Percebe, atento leitor, em que situação complicadíssima lhe envolveremos? Seus quatro anos de serviços prestados à sociedade custarão a esta a bagatela de R$ 8,56 milhões aproximadamente, e caso se não se envolva em nenhuma, digamos, atividade que lhe possibilite gratificações extras. Só de salário será R$ 1,5 milhão. Por fim, ao término de quatro anos, poderá voltar à sua vida de pequeno comerciante, feliz por ter feito sua parte e, é forçoso admitir, acumulado um pequeno patrimônio que lhe permitirá uma considerável – e a muitos quimérica – ascensão social.

Durante os quatro anos de trabalho árduo, seus objetivos e expectativas, vez por outra, serão abalados pelos humores da própria sociedade que o elegeu e, obviamente, pelos interesses daqueles que lhe permitiram adentrar no Olimpo. Tudo bem. Dois meses depois de não precisar pagar um caríssimo plano de saúde para sua família ou ver a luz do combustível acender no carro usado que praticamente conhece o caminho do mecânico, a profecia de Sowell se completa. A pergunta “o que preciso fazer para me manter aqui por toda a eternidade?” – e, obviamente, manter o padrão de vida que lhe foi concedido – passará a ser a mais importante a ser respondida, e aquela indignação inicial e aquele idealismo serão substituídos por um senso de urgência de outra ordem, mais imediato e muito menos nobre.

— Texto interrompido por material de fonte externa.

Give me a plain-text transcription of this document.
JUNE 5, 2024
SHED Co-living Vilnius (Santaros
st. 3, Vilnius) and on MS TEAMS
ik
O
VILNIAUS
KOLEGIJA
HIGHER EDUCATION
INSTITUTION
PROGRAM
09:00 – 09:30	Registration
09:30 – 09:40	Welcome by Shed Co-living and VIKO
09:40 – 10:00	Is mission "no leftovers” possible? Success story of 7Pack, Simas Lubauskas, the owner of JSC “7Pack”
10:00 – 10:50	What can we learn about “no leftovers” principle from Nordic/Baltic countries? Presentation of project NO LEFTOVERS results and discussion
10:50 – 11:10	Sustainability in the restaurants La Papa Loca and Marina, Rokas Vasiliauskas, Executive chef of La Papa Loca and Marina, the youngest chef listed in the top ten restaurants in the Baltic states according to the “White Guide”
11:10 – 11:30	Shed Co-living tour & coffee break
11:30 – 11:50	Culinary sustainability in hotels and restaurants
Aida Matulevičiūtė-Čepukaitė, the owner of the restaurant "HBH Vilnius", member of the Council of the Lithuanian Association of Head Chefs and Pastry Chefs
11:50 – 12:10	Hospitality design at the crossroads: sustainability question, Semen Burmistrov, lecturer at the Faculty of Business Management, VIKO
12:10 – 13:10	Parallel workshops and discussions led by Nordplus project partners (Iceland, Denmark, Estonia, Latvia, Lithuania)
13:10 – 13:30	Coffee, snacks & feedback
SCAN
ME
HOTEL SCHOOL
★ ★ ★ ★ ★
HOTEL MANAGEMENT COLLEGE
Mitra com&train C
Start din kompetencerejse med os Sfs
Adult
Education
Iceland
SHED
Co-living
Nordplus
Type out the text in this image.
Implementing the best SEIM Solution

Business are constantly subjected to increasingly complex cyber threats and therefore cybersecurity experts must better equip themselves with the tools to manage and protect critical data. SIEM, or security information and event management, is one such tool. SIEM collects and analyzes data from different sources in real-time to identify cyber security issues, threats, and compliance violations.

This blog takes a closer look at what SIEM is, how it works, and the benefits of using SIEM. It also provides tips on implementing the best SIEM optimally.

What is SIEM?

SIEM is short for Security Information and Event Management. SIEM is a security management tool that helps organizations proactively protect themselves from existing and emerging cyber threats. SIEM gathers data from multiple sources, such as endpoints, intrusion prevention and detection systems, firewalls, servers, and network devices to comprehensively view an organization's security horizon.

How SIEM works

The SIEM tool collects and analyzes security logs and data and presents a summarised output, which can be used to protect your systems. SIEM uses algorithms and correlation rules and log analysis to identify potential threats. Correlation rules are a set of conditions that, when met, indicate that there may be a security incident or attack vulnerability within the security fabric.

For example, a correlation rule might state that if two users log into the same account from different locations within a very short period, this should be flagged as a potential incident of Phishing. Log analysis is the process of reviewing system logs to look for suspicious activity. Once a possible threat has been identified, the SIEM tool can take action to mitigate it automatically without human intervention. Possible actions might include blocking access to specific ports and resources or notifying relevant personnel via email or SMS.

É a partir desse momento, caro leitor, que se tornará meu algoz, pois passará a viver em função da manutenção do poder que lhe fora concedido, nem que, para isso, seja obrigado a me causar prejuízo – fingindo estar preocupado comigo, claro. Todo esforço de sua legislatura será direcionado a si próprio, a assegurar o seu privilégio agora indispensável – já tratei disso aqui, nesta Gazeta do Povo. Seus projetos de lei, de emendas constitucionais, suas votações em plenário, seus discursos, tudo, absolutamente tudo será motivo para firmar sua posição na oligarquia reinante, usando da boa-fé daqueles que, aqui fora, abandonados à própria sorte, vivem sob sua “proteção”.

Por fim, dentro desse contexto, imagine ainda, amigo leitor, que nessa disputa interna pela manutenção do poder uma importantíssima instância da opinião pública saia de seu controle; que haja um ambiente rebelde, intransigente e anárquico que – ainda que, às vezes, perverso – não só está livre de sua influência, mas consegue expor a sua vulnerabilidade e, mais do que isso, foi há muito dominado por seu antípoda, que aprendeu a manejar tal instância a seu favor, da maneira mais sórdida possível, e, assim, passou a pautar o debate político e eleger figuras que personificam a maior ameaça à sua segurança.

Entendo perfeitamente que sua reação natural seja a de tentar tomar o controle de tal instância, ainda que, para isso, se aproveite de um problema grave e real, apele para o autoritarismo, para a censura e – o horror! – para um discurso canalha de “proteção de nossas crianças” (enquanto tenta, aliás, sorrateiramente, legalizar o aborto). Mas, vá lá, por R$ 8 milhões em quatro anos quem não faria?